Stopping drug use is always the right choice, but how you quit could carry some risks. In some cases, sudden or “cold turkey” abstinence is not advisable. To be safe, meet with a doctor or addiction treatment professional so that you understand the potential risks of quitting certain substances, including alcohol.
People who decide to end their drug use may experience withdrawal symptoms if their bodies have adapted to the drug’s presence (known as dependence). Many drugs are associated with distinct withdrawal syndromes—some may be managed with emotional support but others could require emergency medical intervention depending on symptom severity; just how severe withdrawal will be will be dependent on many factors including the drug type and the individual’s health.

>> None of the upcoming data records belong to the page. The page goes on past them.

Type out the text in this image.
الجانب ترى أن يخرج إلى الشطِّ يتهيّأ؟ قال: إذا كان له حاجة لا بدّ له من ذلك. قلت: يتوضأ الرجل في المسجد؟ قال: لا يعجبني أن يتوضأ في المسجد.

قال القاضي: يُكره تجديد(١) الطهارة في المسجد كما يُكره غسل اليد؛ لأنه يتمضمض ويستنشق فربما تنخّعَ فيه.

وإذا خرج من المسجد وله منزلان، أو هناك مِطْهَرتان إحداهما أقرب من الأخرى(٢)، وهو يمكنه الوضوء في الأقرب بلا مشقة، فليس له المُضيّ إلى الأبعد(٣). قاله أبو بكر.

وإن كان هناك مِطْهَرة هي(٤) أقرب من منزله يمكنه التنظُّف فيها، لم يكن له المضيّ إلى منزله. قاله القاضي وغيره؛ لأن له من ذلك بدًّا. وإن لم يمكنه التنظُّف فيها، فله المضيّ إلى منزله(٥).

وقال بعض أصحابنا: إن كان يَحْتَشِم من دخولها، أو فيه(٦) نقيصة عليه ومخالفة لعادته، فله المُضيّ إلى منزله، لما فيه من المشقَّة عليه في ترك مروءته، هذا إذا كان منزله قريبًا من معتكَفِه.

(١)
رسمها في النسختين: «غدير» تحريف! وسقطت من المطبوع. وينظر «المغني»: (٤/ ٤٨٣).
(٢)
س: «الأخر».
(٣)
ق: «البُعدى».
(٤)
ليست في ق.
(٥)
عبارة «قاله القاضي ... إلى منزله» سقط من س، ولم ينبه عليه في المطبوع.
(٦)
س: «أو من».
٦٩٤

The term "detox" is often used casually to refer to clean eating, drinking water, fasting, and generally flushing “toxins” out of the system. For a very casual substance user who wants to feel healthy, a period of drinking a lot of water, eating well, and not using drugs may be enough for them to feel like they’ve detoxed their bodies. However, in the case of physical dependence on a substance, “detox” refers to the set of interventions used to manage the body’s readjustment to not having the drug; this readjustment is knowns as withdrawal, and it can be an extremely dangerous time, depending on the drug on which the person is dependent.
Dependence may develop quickly, depending on the patterns of use and the drug. Some people who’ve been using only for a matter of weeks may experience withdrawal upon quitting. Certain prescription drugs may also lead to significant dependence, and individuals abusing prescription drugs may be just as at-risk of withdrawal complications as a person using illicit substances.
If you’ve been using one or more drugs consistently and want to quit, it’s a good idea to meet with a medical professional to gauge your risk of withdrawal and best determine the appropriate method for you to end your substance use. You may be advised to undergo medical detox if you are at risk of severe withdrawal, for example if you’re dependent on alcohol or benzodiazepines.
Depending on the substance, severe symptoms could include:
- Severe confusion and disorientation.
- Depression and anger resulting in self-harm or aggression toward others.
When you meet with a medical or addiction professional to discuss the safest way to quit using one or more substances, they will gather information regarding:
- Substances used.
- The intensity, frequency, and duration of use.
- Previous attempts at detox.
- Preexisting mental health conditions.
- Preexisting physical health conditions.
When appropriate, non-medical or socially managed detoxes are residential treatment options that provide supportive care and compassion from the staff to help people through withdrawal and encourage recovery. Though helpful for many, these detoxes may not provide sufficient support for someone dependent on opioids, alcohol, or sedatives.
Some people with relatively few acute health risks may be able to detox on an outpatient basis. Outpatient detoxes may offer similar medications and treatment plans to manage withdrawal while permitting the individual to live at home. For outpatient detox, the person will be required to keep regularly scheduled appointments with their doctors for evaluation and treatment.
Depending on the course of treatment, detox can take just a few days, several weeks or more. The decisions made during detox are aimed at making the withdrawal process as safe and comfortable as possible.